Numa nota enviada à agência Lusa, a Câmara de Santa Maria da Feira, no distrito de Aveiro, revela que o festival de artes de rua vai celebrar a sua 20.ª edição em dois momentos distintos: em maio, num formato digital, e em setembro “no seu palco habitual”.

“O formato será diferente, tal como a realidade pandémica o exige, mas o festival mantém o seu caráter inovador, criativo e de qualidade com que, ao longo destes 20 anos, fidelizou artistas e público”, salienta.

A programação do festival, que vai ser apresentada publicamente durante o mês de abril, conta com espetáculos da anterior edição que, devido à pandemia da COVID-19, não se realizou, bem como projetos resultantes das cinco chamadas públicas lançadas pela autarquia: Mais Imaginarius, Apoio à Criação Local, Artes Digitais, Arte Urbana e Filme Documentário.

Às cinco chamadas públicas para a 20.ª edição do Imaginarius candidataram-se 109 projetos nacionais e internacionais provenientes de 20 países (África do Sul, Alemanha, Argentina, Áustria, Brasil, Croácia, Espanha, França, Grécia, Hungria, Inglaterra, Irão, Irlanda, Israel, Itália, México, Moçambique, Nigéria, Polónia, República Checa).

Dos 109 projetos, foram selecionados 11 e atribuídas duas menções honrosas em distintas disciplinas artísticas, tais como artes performativas, circo, dança, instalação multidisciplinar, música e teatro.

Citado na nota, o presidente da Câmara de Santa Maria da Feira, Emídio Sousa, afirma que não seria possível “deixar de realizar o nosso Imaginarius, uma referência inquestionável da criatividade e da cultura” da cidade “dentro e fora de portas”.

“Vamos fazê-lo de forma estratégica, apresentando uma solução que dá trabalho ao setor da cultura, tão devastado pela pandemia, proporciona cultura às pessoas, e não coloca em causa a saúde pública”, disse, salientando que os espetáculos que vão decorrer em setembro “cumprirão todas as recomendações de saúde e segurança”.

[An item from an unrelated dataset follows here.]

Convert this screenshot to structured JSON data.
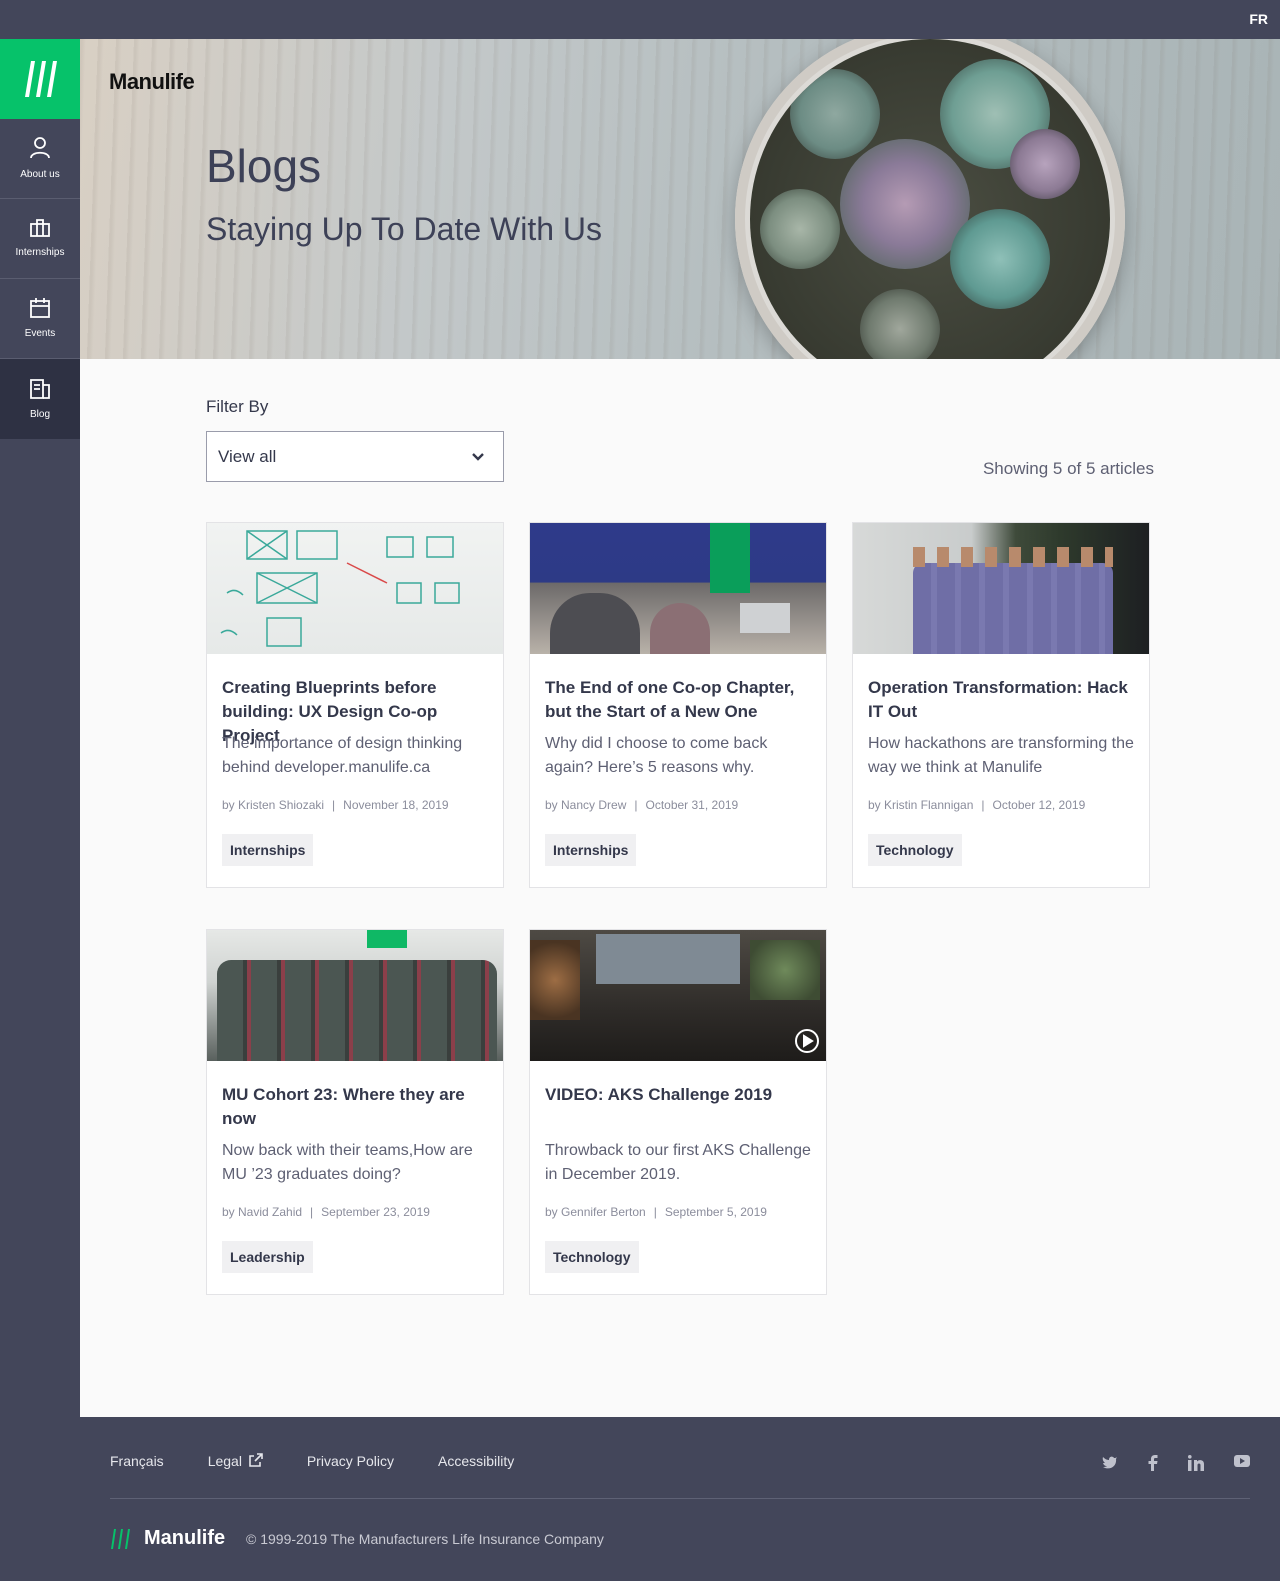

Também o vereador da cultura, Gil Ferreira, salienta que a estratégia “permite alimentar a esperança de apresentar as atividades presenciais do festival, adaptadas naturalmente ao novo normal, antes do final do verão de 2021”.

“A transição digital e a transição verde foram os principais objetivos estratégicos deste ciclo de governação para a cultura”, afirma.

Gil Ferreira salienta ainda que no futuro, o Imaginarius “terá um formato cada vez mais misto, trabalhando a dupla dimensão presencial e digital, atento às potencialidades de alcance e características dos públicos do futuro”.